Administration: la commission nationale de lutte contre la corruption s’enlise

La commission nationale de lutte contre la corruption peine à se mettre en place. En effet, la nomination de ses membres n’a pas encore été arrêtée. De même, les rapports qui devaient être examinés ne sont pas encore élaborés.

Le projet de réforme de l’administration n’est pas encore lancé sur les bons rails. La première réunion de la commission nationale de lutte contre la corruption, qui devait se tenir au cours de la première quinzaine de ce mois de janvier, n’a pas eu lieu. Bien plus, la décision de nomination des membres de la commission en question n’a pas encore été signée par le chef du gouvernement, Saâd-Eddine El Othmani, qui préside ladite instance. De même, les rapports qui devaient être examinés par les membres de la commission, lors de cette première réunion, ne sont pas encore élaborés, rapporte le quotidien Akhbar Al Yaoum dans son édition de ce mardi 16 janvier.

Les sources du quotidien précisent également que le gouvernement compte revoir sa copie relative à la réforme de l’administration. Ainsi, un fonds spécial sera créé dans le but de financer les initiatives de lutte contre la corruption. Il en ressort qu’entre les ajustements envisagés et les retards déjà enregistrés, le projet de réforme de l’Administration, qui traîne depuis de longues années, tarde à se concrétiser.

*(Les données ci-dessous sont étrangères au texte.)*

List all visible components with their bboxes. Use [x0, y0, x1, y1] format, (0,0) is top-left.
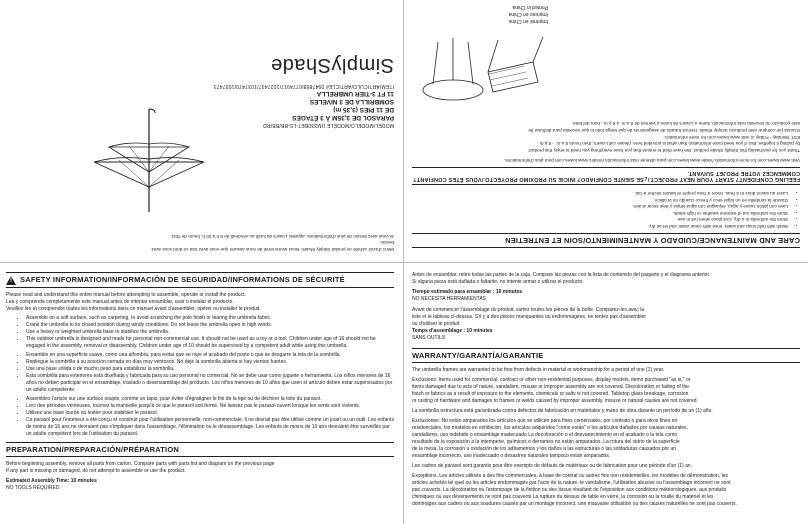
list-item: • Utilisez une base lourde ou lestée pour stabiliser le parasol. [26, 410, 394, 417]
care-list [412, 189, 800, 229]
warranty-text: or rusting of hardware and damages to frames or welds caused by improper assembly, misuse or natural causes are not covered. [412, 398, 698, 404]
warranty-text: pas couverts. La décoloration ou l'estompage de la finition ou des tissus résultant de l'exposition aux conditions météorologiques, aux produits [412, 487, 727, 493]
brand-logo: SimplyShade [270, 54, 394, 76]
item-codes: ITEM/ARTICULO/ARTICLE# 0947858/0774917/1027437/1037470/1037473 [213, 83, 394, 89]
list-item: • Assemblez l'article sur une surface souple, comme un tapis, pour éviter d'égratigner le fini de la tige ou de déchirer la toile du parasol. [26, 396, 394, 403]
warranty-text: Les cadres de parasol sont garantis pour être exempts de défauts de matériaux ou de fabrication pour une période d'un (1) an. [412, 463, 693, 469]
thanks-line: by putting it together. But, if you need more information than what is provided here, please call Lowe's, then hours 8 a.m. - 8 p.m., [537, 141, 800, 147]
warranty-text: vandalismo, uso indebido o ensamblaje inadecuado La decoloración o el desvanecimiento en el acabado o la tela como [412, 432, 678, 438]
prep-text: Before beginning assembly, remove all parts from carton. Compare parts with parts list and diagram on the previous page [6, 460, 275, 467]
product-copy-2: Si vous avez besoin de plus d'informations, appelez Lowe's du lundi au vendredi de 8 h à 20 h, heure de l'Est. [170, 233, 394, 239]
warranty-text: items damaged due to acts of nature, vandalism, misuse or improper assembly are not covered. Discoloration or fading of the [412, 384, 690, 390]
list-item: • Use una base sólida o de mucho peso para estabilizar la sombrilla. [26, 366, 394, 373]
preparation-heading: PREPARATION/PREPARACIÓN/PRÉPARATION [6, 442, 394, 457]
thanks-line: Gracias por comprar este producto Simply Shade. Hemos tratado de asegurarnos de que tenga todo lo que necesita para disfrutar de [528, 128, 800, 134]
list-item: • Store the umbrella in a dry, cool place when not in use. [412, 216, 788, 223]
warranty-panel [404, 262, 808, 524]
list-item: • Lave con jabón suave y agua, enjuague con agua limpia y deje secar al aire. [412, 203, 788, 210]
printed-in-es: Impreso en China [508, 11, 548, 17]
care-panel [404, 0, 808, 262]
es-tools: NO NECESITA HERRAMIENTAS [412, 296, 486, 302]
prep-text: If any part is missing or damaged, do not attempt to assemble or use the product. [6, 467, 186, 474]
warranty-text: de la mesa, la corrosión u oxidación de los aditamentos y los daños a las estructuras o las soldaduras causados por un [412, 446, 677, 452]
list-item: • Laver au savon doux et à l'eau, rincer à l'eau propre et laisser sécher à l'air. [412, 189, 788, 196]
list-item: • Repliegue la sombrilla a su posición cerrada en días muy ventosos. No deje la sombrilla abierta si hay vientos fuertes. [26, 359, 394, 366]
list-item: • Crank the umbrella to its closed position during windy conditions. Do not leave the umbrella open in high winds. [26, 322, 394, 329]
model-number: MODEL/MODELO/MODÈLE UM330BE7-LS-BB/BB/RD [262, 122, 394, 128]
thanks-line: EST, Monday - Friday or visit www.lowes.com for more information. [663, 134, 800, 140]
es-prep: Antes de ensamblar, retire todas las partes de la caja. Compare las piezas con la lista de contenido del paquete y el diagrama anterior. [412, 272, 711, 278]
list-item: • Use a heavy or weighted umbrella base to stabilize the umbrella. [26, 329, 394, 336]
warranty-text: Exceptions. Les articles utilisés à des fins commerciales, à base de contrat ou autres fins non résidentielles, les modèles de démonstration, les [412, 473, 728, 479]
list-item: • Lors des périodes venteuses, tournez la manivelle jusqu'à ce que le parasol soit fermé. Ne laissez pas le parasol ouvert lorsque les vents sont violents. [26, 403, 394, 410]
title-line-1: 11 FT 3-TIER UMBRELLA [316, 90, 394, 97]
warranty-text: finish or fabrics as a result of exposure to the elements, chemicals or salts is not covered. Tabletop glass breakage, corrosion [412, 391, 689, 397]
warranty-text: chimiques ou aux déversements ne sont pas couverts La rupture du dessus de table en verre, la corrosion ou la rouille du matériel et les [412, 494, 714, 500]
list-item: • Ce parasol pour l'extérieur a été conçu et construit pour l'utilisation personnelle, non-commerciale. Il ne devrait pas être utilisé comme un jouet ou un outil. Les enfants de moins de 16 ans ne devraient pas s'impliquer dans l'assemblage, l'élimination ou le désassemblage. Les enfants de moins de 10 ans devraient être surveillés par un adulte compétent lors de l'utilisation du parasol. [26, 417, 394, 438]
umbrella-illustration [79, 107, 219, 217]
warranty-text: Exclusions: Items used for commercial, contract or other non-residential purposes, display models, items purchased "as is," or [412, 377, 691, 383]
list-item: • Guarde la sombrilla en un lugar seco y fresco cuando no la utilice. [412, 196, 788, 203]
warranty-text: resultado de la exposición a la intemperie, químicos o derrames no están amparados. La rotura del vidrio de la superficie [412, 439, 680, 445]
list-item: • Ensamble en una superficie suave, como una alfombra, para evitar que se raye el acabado del poste o que se desgarre la tela de la sombrilla. [26, 352, 394, 359]
safety-heading-text: SAFETY INFORMATION/INFORMACIÓN DE SEGURIDAD/INFORMATIONS DE SÉCURITÉ [20, 275, 345, 284]
list-item: • Esta sombrilla para exteriores está diseñada y fabricada para su uso personal no comercial. No se debe usar como juguete o herramienta. Los niños menores de 16 años no deben participar en el ensamblaje, traslado o desensamblaje del producto. Los niños menores de 10 años que usen el artículo deben estar supervisados por un adulto competente. [26, 373, 394, 394]
safety-panel [0, 262, 404, 524]
fr-prep: Avant de commencer l'assemblage du produit, sortez toutes les pièces de la boîte. Comparez-les avec la [412, 307, 645, 313]
warranty-text: Exclusiones: No están amparados los artículos que se utilicen para fines comerciales, por contrato o para otros fines no [412, 418, 678, 424]
list-item: • Wash with mild soap and water, rinse with clean water and let air dry. [412, 222, 788, 229]
safety-list-fr [6, 396, 394, 438]
thanks-line: Thank you for purchasing this Simply Shade product. We have tried to ensure that you have everything you need to enjoy this product [528, 147, 800, 153]
prep-tools: NO TOOLS REQUIRED [6, 484, 60, 491]
cover-panel [0, 0, 404, 262]
confidence-heading: FEELING CONFIDENT? START YOUR NEXT PROJECT./¿SE SIENTE CONFIADO? INICIE SU PRÓXIMO PROYECTO./VOUS ÊTES CONFIANT? COMMENCEZ VOTRE PROJET SUIVANT. [412, 167, 800, 185]
safety-intro: Please read and understand this entire manual before attempting to assemble, operate or install the product. [6, 291, 246, 298]
fr-time: Temps d'assemblage : 10 minutes [412, 328, 493, 334]
safety-intro: Lea y comprenda completamente este manual antes de intentar ensamblar, usar o instalar el producto. [6, 298, 234, 305]
list-item: • This outdoor umbrella is designed and made for personal non-commercial use. It should not be used as a toy or a tool. Children under age of 16 should not be engaged in the assembly, removal or disassembly. Children under age of 10 should be supervised by a competent adult while using this umbrella. [26, 336, 394, 350]
list-item: • Assemble on a soft surface, such as carpeting, to avoid scratching the pole finish or tearing the umbrella fabric. [26, 315, 394, 322]
safety-intro: Veuillez lire et comprendre toutes les informations dans ce manuel avant d'assembler, opérer ou installer le produit. [6, 305, 261, 312]
fr-prep: liste et le tableau ci-dessus. S'il y a des pièces manquantes ou endommagées, ne tentez pas d'assembler [412, 314, 646, 320]
es-time: Tiempo estimado para ensamblar : 10 minutos [412, 289, 523, 295]
warning-icon: ! [6, 276, 16, 285]
safety-list-en [6, 315, 394, 350]
es-prep: Si alguna pieza está dañada o faltante, no intente armar o utilizar el producto. [412, 279, 584, 285]
safety-heading [6, 272, 394, 288]
thanks-line: este producto. Si necesita más información, llame a Lowe's de lunes a viernes de 8 a.m. a 8 p.m., hora del Este. [571, 121, 800, 127]
furniture-illustration [418, 32, 548, 112]
warranty-text: articles achetés tel quel ou les articles endommagés par l'acte de la nature, le vandalisme, l'utilisation abusive ou l'assemblage incorrect ne sont [412, 480, 731, 486]
warranty-heading: WARRANTY/GARANTÍA/GARANTIE [412, 348, 800, 363]
printed-in-en: Printed in China [512, 4, 548, 10]
warranty-text: ensamblaje incorrecto, uso inadecuado o desastres naturales tampoco están amparados. [412, 453, 611, 459]
title-line-4: PARASOL DE 3,35M À 3 ÉTAGES [292, 114, 394, 121]
printed-in-fr: Imprimé en Chine [508, 18, 548, 24]
fr-prep: ou d'utiliser le produit. [412, 321, 461, 327]
product-copy-1: Merci d'avoir acheté ce produit Simply Shade. Nous avons tenté de nous assurer que vous avez tout ce dont vous avez besoin. [151, 240, 394, 252]
warranty-text: The umbrella frames are warranted to be free from defects in material or workmanship for a period of one (1) year. [412, 367, 665, 373]
warranty-text: residenciales, los modelos en exhibición, los artículos adquiridos "como están" o los artículos dañados por causas naturales, [412, 425, 688, 431]
title-line-2: SOMBRILLA DE 3 NIVELES [309, 98, 394, 105]
list-item: • Store the umbrella out of extreme weather or high winds. [412, 209, 788, 216]
warranty-text: dommages aux cadres ou aux soudures causés par un montage incorrect, une mauvaise utilisation ou des causes naturelles ne sont pas couverts. [412, 501, 737, 507]
warranty-text: La sombrilla estructura está garantizada contra defectos de fabricación en materiales y mano de obra durante un período de un (1) año. [412, 408, 713, 414]
care-heading: CARE AND MAINTENANCE/CUIDADO Y MANTENIMIENTO/SOIN ET ENTRETIEN [412, 233, 800, 248]
title-line-3: DE 11 PIES (3,35 m) [333, 106, 394, 113]
visit-text: Visit www.lowes.com for more information./Visite www.lowes.com para obtener más información./Visitez www.lowes.com pour plus d'informations. [503, 158, 800, 164]
prep-time: Estimated Assembly Time: 10 minutes [6, 477, 97, 484]
fr-tools: SANS OUTILS [412, 335, 446, 341]
safety-list-es [6, 352, 394, 394]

La commission nationale de lutte contre la corruption devait être composée de membres représentant les secteurs ministériels, les instances des organisations de gouvernance, le secteur privé et la société civile. Cette commission se chargera de la mise en œuvre de la stratégie nationale de lutte contre la corruption à travers la présentation de propositions et de programmes de nature à renforcer les mécanismes de transparence et de gouvernance et de diffuser les valeurs de moralisation, de probité et d’intégrité au sein des services publics. La commission aura également pour mission d’examiner les recommandations et les propositions émises par l’Instance nationale de la probité, de la prévention et de la lutte contre la corruption et d’accompagner les autres départements intervenant dans ce domaine.